Note

This documentation is still a work in progress. If you have any issues or questions, please ask on the unitex-devel mailing list or file a bug in our issue tracker.

Linking your application

Unitex could be compiled into a shared library which exports all the engine high-level functions, and then that shared library linked when compiling an application. It is also possible to compile Unitex into a JNI library, and using it from Java.

Note

A JNI is a shared-object library (on Windows, a DLL) that contains entry points reachable in Java via the JVM. JNI lets you call Java methods from C functions and implement Java classes in C.

The exported functions can be called like any other Unitex command-line tool.

Every command-line tool has an exported function.

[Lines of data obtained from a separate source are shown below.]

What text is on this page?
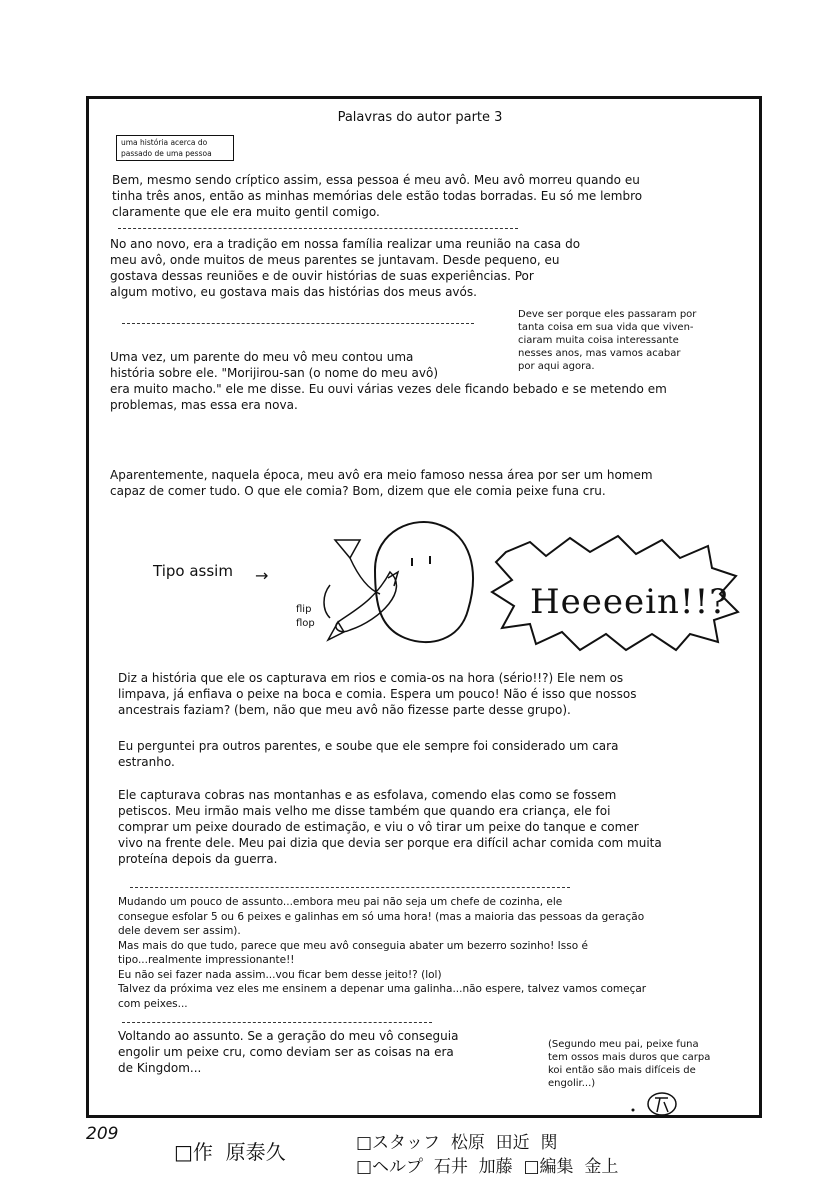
Palavras do autor parte 3
uma história acerca do passado de uma pessoa
Bem, mesmo sendo críptico assim, essa pessoa é meu avô. Meu avô morreu quando eu
tinha três anos, então as minhas memórias dele estão todas borradas. Eu só me lembro
claramente que ele era muito gentil comigo.
No ano novo, era a tradição em nossa família realizar uma reunião na casa do
meu avô, onde muitos de meus parentes se juntavam. Desde pequeno, eu
gostava dessas reuniões e de ouvir histórias de suas experiências. Por
algum motivo, eu gostava mais das histórias dos meus avós.
Deve ser porque eles passaram por
tanta coisa em sua vida que viven-
ciaram muita coisa interessante
nesses anos, mas vamos acabar
por aqui agora.
Uma vez, um parente do meu vô meu contou uma
história sobre ele. "Morijirou-san (o nome do meu avô)
era muito macho." ele me disse. Eu ouvi várias vezes dele ficando bebado e se metendo em
problemas, mas essa era nova.
Aparentemente, naquela época, meu avô era meio famoso nessa área por ser um homem
capaz de comer tudo. O que ele comia? Bom, dizem que ele comia peixe funa cru.
Tipo assim →
flip
flop
Heeeein!!?
Diz a história que ele os capturava em rios e comia-os na hora (sério!!?) Ele nem os
limpava, já enfiava o peixe na boca e comia. Espera um pouco! Não é isso que nossos
ancestrais faziam? (bem, não que meu avô não fizesse parte desse grupo).
Eu perguntei pra outros parentes, e soube que ele sempre foi considerado um cara
estranho.
Ele capturava cobras nas montanhas e as esfolava, comendo elas como se fossem
petiscos. Meu irmão mais velho me disse também que quando era criança, ele foi
comprar um peixe dourado de estimação, e viu o vô tirar um peixe do tanque e comer
vivo na frente dele. Meu pai dizia que devia ser porque era difícil achar comida com muita
proteína depois da guerra.
Mudando um pouco de assunto...embora meu pai não seja um chefe de cozinha, ele
consegue esfolar 5 ou 6 peixes e galinhas em só uma hora! (mas a maioria das pessoas da geração
dele devem ser assim).
Mas mais do que tudo, parece que meu avô conseguia abater um bezerro sozinho! Isso é
tipo...realmente impressionante!!
Eu não sei fazer nada assim...vou ficar bem desse jeito!? (lol)
Talvez da próxima vez eles me ensinem a depenar uma galinha...não espere, talvez vamos começar
com peixes...
Voltando ao assunto. Se a geração do meu vô conseguia
engolir um peixe cru, como deviam ser as coisas na era
de Kingdom...
(Segundo meu pai, peixe funa
tem ossos mais duros que carpa
koi então são mais difíceis de
engolir...)
209
□作  原泰久	□スタッフ  松原  田近  関
□ヘルプ  石井  加藤  □編集  金上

The most frequently used tools, which are adapted and optimized for use as library, are those dedicated to the execution of graphs, compared to those for their creation:

  • CheckDic
  • Compress
  • Concord
  • Dico
  • Fst2Txt
  • Locate
  • Normalize
  • SortTxt
  • Tokenize

C

The following two functions call a Unitex tool from the Unitex library, the used syntax is similar to call the main() function from C.

#include "UnitexTool.h"
int UnitexTool_public_run(int argc,char* const argv[],int* p_number_done,struct pos_tools_in_arg* ptia);
int UnitexTool_public_run_one_tool(const char*toolname,int argc,char* const argv[]);

Starting Unitex 3.1.4012-beta, it is possible to call a function from a character buffer using UnitexTool_public_run_string() as follows:

int UnitexTool_public_run_string(const char* cmd_line);
int UnitexTool_public_run_string_ret_infos(const char* cmd_line, int* p_number_done, struct pos_tools_in_arg* ptia);

For instance:

CheckDic

const char *CheckDic_Argv[] = {"CheckDic","c:\\foo\\bar.dic","DELAF"};
int ret = UnitexTool_public_run_one_tool("CheckDic",3,CheckDic_Argv);

// or

int ret = UnitexTool_public_run_string("UnitexTool CheckDic");

Tokenize

const char* Tokenize_Argv[]={"UnitexTool","Tokenize","-a","*english/Alphabet.txt",UfoSntFileVFN};
int retTok = UnitexTool_public_run(5,Tokenize_Argv,NULL,NULL);

// or

int retTok = UnitexTool_public_run_string("UnitexTool Tokenize -a \"*english/Alphabet.txt\"");

Java

execUnitexTool

import fr.umlv.unitex.jni.UnitexJni;

/**
 * Function to run UnitexTool with string or string array, like java exec in
 * java runtime
 * you can combine several tool using { }
 * (see UnitexTool in Unitex manual for more information)
 *
 * String [] strArrayCmds={"UnitexTool","{","Normalize","corpus.txt",
         "-r", "Norm.txt","}","{","Tokenize","corpus.txt", "-r", "Alphabet.txt","}"};
 *
 * UnitexLibAndJni.execUnitexTool(strArrayCmds);
     *
 *
 * @return value : the return value of the tools (0 for success)
 */
public native static int execUnitexTool(String[] cmdarray);


/**
 * Function to run UnitexTool with string or string array, like java exec in
 * java runtime
 * you can combine several tool using { }
 * (see UnitexTool in Unitex manual for more information)
 *
 * UnitexLibAndJni.execUnitexTool("UnitexTool Normalize \"corpus.txt\" -r \"Norm.txt\"");
 *
 * UnitexLibAndJni.execUnitexTool("UnitexTool Tokenize \"corpus.txt\" -a \"Alphabet.txt\"");
 *
 * UnitexLibAndJni.execUnitexTool("UnitexTool { Normalize \"corpus.txt\" -r \"Norm.txt\" }" +
 *                                        " { Tokenize \"corpus.txt\" -a \"Alphabet.txt\" }");
 *
 *
 * @return value : the return value of the tools (0 for success)
 */
public native static int execUnitexTool(String cmdline);

For example:

UnitexJni.execUnitexTool(new String[] {"UnitexToolLogger","Normalize",PFX+txt, "-r", dirRes+"Norm.txt"});